Q: Are there other innovation trends you’re seeing in the industry?
A: Another is what I call “open innovation”. Today in the oil sands we’re taking new approaches to incent global innovators to come up with solutions to oil sands challenges. A great example is the NRG COSIA Carbon XPRIZE. This competition is challenging the best minds around the world to compete for innovations that can take carbon and turn it into a valuable resource.
In addition, I’m seeing a growing use of artificial intelligence and automation in the industry. These innovations are showing up in all kinds of practical ways. For example, cognitive computing is being applied in steam-assisted gravity drainage (SAGD) operations to enhance steam injection. We’re seeing companies start to introduce driverless trucks at mines. It’s all part of a constant quest to create efficiencies.
Q: Where is innovation in the oil patch headed?
A: Despite always being high, I think the level and pace of innovation is increasing. This is happening because of the trends I’ve just mentioned.

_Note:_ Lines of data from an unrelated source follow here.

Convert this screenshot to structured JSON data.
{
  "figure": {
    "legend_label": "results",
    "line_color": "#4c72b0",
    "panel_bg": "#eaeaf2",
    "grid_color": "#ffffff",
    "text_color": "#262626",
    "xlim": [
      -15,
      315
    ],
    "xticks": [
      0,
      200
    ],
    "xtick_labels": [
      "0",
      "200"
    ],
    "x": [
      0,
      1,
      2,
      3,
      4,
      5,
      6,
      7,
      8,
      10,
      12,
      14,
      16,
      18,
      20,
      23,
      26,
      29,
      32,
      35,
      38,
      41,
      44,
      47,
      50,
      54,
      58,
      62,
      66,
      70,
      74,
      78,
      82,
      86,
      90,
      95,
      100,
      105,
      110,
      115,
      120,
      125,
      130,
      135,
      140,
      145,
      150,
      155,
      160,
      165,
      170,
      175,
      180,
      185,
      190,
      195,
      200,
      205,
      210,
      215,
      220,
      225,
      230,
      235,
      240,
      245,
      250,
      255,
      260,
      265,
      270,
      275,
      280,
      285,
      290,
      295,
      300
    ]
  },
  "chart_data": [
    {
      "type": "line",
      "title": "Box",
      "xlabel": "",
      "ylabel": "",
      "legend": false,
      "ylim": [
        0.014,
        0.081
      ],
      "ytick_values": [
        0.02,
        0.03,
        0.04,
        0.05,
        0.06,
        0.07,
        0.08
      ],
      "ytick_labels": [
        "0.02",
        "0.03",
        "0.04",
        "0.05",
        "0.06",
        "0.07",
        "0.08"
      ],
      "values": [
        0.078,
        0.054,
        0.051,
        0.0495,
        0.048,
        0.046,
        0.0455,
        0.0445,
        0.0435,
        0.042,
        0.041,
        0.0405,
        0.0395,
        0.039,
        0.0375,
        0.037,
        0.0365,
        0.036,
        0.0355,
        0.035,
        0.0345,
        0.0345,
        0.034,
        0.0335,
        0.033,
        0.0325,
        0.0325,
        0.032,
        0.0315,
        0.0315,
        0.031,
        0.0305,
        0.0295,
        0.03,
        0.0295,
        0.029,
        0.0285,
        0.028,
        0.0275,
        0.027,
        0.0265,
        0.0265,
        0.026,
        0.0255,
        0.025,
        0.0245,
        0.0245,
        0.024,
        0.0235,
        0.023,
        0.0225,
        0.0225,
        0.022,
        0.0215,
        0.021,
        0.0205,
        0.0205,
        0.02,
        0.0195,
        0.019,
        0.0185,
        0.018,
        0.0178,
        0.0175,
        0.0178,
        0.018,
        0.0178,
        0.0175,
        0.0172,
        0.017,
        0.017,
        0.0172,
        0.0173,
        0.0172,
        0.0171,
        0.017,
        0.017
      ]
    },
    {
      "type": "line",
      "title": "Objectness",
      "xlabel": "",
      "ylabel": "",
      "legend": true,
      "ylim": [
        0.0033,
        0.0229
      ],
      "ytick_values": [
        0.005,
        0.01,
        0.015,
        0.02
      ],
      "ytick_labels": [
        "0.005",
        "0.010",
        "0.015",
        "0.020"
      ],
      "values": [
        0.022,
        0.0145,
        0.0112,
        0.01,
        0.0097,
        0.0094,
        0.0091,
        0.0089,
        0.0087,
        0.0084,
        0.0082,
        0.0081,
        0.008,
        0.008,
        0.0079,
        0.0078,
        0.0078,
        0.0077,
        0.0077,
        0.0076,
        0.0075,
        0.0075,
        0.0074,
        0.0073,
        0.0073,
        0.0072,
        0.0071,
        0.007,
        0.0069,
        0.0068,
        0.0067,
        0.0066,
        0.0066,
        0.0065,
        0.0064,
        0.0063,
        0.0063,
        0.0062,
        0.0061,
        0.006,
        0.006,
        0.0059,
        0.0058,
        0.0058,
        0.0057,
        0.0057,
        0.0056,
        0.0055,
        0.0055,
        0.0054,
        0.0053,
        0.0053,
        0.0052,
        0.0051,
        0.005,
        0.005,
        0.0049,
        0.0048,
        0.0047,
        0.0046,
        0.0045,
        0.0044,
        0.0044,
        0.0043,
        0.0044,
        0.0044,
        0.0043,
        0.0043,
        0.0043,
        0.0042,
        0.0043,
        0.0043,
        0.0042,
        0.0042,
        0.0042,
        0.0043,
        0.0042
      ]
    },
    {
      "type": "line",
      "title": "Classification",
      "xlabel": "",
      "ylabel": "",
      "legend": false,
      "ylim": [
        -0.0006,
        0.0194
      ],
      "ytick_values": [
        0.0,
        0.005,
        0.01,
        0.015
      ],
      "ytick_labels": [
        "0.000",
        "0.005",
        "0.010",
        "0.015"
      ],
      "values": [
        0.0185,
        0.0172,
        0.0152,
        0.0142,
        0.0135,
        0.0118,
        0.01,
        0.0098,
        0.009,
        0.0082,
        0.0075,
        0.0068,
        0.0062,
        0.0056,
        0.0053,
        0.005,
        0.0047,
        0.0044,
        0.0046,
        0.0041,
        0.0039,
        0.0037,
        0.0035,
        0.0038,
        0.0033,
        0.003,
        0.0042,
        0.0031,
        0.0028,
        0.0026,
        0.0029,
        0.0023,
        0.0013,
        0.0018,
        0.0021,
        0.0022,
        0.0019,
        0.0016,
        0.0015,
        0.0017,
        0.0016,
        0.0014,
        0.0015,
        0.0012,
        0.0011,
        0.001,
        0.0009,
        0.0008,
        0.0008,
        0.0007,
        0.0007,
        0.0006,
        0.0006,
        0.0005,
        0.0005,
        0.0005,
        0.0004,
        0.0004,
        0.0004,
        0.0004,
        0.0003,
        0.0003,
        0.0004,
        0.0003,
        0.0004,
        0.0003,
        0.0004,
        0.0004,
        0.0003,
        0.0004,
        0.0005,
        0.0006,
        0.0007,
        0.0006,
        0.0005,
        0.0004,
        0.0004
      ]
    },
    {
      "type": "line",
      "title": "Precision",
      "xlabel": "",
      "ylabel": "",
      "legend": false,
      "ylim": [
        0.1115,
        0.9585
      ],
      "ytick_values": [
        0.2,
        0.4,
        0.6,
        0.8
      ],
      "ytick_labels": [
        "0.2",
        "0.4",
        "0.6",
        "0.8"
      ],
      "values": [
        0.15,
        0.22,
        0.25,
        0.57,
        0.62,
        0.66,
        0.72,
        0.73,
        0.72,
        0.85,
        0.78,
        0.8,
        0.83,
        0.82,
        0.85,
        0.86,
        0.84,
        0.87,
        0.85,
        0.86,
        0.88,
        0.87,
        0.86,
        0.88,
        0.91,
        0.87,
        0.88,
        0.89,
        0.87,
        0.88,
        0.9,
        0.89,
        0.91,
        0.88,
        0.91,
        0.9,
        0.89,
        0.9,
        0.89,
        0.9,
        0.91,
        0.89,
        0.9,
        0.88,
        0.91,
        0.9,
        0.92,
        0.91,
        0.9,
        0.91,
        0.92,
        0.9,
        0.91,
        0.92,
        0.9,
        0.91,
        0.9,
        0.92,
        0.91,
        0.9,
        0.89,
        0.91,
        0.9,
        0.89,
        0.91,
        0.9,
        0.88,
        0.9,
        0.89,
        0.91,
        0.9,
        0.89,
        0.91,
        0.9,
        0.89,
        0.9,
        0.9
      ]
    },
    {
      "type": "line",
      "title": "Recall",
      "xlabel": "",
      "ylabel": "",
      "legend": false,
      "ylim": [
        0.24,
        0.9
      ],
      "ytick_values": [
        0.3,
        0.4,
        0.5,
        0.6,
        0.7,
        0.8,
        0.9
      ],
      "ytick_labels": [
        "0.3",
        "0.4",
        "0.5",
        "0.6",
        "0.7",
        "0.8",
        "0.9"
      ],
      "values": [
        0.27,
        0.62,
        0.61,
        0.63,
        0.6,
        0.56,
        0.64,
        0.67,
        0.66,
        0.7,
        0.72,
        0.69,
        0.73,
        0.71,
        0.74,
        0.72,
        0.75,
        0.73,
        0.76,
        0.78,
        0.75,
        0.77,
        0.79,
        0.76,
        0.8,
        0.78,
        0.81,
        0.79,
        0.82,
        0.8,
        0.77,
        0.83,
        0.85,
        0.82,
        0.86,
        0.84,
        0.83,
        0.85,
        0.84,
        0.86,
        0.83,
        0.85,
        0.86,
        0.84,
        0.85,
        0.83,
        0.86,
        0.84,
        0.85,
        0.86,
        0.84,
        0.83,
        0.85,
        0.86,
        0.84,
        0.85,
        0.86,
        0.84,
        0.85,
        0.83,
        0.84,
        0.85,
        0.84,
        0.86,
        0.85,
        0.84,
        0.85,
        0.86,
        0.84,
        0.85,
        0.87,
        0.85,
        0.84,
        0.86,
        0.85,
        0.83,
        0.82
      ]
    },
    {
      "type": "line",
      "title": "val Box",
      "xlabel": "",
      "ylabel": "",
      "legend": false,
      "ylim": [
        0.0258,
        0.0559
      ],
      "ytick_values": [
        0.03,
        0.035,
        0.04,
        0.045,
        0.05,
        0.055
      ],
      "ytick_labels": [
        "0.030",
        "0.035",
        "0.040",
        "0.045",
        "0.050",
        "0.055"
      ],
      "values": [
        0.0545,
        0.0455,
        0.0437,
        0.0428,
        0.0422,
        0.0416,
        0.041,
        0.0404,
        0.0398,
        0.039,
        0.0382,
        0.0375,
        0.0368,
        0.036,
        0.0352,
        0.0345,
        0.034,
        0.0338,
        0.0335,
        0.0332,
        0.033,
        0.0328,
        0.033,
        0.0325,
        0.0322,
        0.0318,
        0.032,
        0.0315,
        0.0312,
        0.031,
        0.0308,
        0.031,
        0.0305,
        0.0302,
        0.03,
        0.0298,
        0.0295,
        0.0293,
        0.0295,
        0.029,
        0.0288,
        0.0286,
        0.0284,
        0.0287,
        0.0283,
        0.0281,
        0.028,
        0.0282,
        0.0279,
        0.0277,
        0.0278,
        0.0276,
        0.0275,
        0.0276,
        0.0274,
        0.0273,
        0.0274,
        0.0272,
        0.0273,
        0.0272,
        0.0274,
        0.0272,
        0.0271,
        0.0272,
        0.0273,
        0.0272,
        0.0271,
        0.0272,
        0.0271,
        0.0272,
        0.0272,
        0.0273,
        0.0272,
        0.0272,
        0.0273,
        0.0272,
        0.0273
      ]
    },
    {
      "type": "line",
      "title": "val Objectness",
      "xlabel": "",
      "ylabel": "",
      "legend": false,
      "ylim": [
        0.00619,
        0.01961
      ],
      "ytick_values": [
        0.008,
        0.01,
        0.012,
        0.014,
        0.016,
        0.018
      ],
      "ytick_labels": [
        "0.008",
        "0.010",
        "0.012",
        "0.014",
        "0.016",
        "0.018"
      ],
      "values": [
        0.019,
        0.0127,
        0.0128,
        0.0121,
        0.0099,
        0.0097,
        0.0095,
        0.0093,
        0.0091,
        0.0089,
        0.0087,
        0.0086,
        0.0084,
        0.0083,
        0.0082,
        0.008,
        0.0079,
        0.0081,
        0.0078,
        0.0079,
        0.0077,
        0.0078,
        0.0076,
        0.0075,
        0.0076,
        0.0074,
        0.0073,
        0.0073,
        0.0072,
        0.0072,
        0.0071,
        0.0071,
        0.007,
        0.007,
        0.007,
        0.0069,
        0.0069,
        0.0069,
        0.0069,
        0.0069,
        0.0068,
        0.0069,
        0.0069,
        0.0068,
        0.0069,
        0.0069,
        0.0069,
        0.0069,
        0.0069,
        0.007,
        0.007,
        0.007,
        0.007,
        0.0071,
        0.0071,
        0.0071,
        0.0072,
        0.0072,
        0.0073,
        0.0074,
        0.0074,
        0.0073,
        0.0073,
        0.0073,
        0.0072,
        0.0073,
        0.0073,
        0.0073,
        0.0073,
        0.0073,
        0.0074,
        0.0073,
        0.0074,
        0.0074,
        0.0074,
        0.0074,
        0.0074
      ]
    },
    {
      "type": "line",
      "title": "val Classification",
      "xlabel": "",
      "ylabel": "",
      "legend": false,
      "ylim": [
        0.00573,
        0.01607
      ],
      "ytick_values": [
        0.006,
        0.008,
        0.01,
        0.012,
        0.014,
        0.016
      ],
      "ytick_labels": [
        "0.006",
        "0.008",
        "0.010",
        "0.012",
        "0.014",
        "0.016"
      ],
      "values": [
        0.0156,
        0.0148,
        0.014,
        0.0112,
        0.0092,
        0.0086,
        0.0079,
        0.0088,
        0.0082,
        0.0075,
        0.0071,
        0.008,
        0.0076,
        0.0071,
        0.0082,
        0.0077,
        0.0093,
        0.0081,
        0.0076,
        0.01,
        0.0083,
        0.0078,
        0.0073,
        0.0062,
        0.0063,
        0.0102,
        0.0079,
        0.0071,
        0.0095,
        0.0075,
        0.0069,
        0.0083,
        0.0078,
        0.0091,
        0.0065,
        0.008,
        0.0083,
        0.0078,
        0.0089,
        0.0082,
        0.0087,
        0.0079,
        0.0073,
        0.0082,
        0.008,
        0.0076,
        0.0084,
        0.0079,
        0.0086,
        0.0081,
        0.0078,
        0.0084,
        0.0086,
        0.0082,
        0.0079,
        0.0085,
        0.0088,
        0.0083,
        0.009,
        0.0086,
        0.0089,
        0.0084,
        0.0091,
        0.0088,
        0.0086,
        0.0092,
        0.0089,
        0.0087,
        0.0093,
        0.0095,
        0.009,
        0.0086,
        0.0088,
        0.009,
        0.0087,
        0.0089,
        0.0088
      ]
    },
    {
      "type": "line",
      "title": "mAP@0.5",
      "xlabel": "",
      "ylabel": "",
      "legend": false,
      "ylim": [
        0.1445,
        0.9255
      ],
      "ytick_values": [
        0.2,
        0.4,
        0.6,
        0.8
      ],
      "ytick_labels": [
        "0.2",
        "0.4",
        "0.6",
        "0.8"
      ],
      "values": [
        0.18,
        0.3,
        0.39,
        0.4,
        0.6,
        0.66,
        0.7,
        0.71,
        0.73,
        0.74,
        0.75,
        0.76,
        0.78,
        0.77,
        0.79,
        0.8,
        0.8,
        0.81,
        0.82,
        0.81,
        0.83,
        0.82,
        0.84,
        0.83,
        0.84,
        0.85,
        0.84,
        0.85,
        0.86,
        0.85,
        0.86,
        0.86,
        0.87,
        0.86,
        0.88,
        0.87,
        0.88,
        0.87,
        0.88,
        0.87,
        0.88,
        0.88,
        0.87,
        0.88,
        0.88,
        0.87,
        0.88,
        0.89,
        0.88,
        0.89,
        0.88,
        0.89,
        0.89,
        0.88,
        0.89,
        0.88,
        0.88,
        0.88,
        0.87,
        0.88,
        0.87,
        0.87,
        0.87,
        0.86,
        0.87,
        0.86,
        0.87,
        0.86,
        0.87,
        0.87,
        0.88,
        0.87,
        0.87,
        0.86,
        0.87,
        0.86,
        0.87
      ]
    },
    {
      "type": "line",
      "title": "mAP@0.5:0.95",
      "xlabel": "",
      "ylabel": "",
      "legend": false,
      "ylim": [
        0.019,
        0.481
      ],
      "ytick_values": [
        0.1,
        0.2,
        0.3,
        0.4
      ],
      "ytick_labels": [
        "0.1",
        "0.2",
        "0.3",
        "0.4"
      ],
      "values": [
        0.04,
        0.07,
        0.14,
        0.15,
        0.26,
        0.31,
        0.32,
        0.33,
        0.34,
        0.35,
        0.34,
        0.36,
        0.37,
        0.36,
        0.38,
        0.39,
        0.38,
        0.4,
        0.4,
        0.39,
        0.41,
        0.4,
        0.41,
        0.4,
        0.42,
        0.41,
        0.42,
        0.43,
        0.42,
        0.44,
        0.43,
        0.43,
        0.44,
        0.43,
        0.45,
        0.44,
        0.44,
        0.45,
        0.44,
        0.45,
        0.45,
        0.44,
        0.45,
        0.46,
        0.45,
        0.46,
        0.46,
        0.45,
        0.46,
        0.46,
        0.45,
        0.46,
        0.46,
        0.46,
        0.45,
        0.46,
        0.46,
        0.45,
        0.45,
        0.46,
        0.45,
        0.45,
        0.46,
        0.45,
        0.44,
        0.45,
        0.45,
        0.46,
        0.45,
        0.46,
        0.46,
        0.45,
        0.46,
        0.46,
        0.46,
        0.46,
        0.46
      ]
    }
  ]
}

At the same time, the industry’s culture is changing. We’re becoming more outward focused. We’re tapping into sources of ideas and technical capacity we haven’t engaged before.
We need to constantly get more efficient in how we solicit ideas and launch tech development and testing projects. As an industry, we’re getting better at this. The oil sands sector has fundamentally redefined how it innovates through COSIA in a very short number of years. The industry now has a very streamlined way of soliciting ideas and launching projects in priority areas. Now as always, the sector will be on a continual quest to get even better at innovation.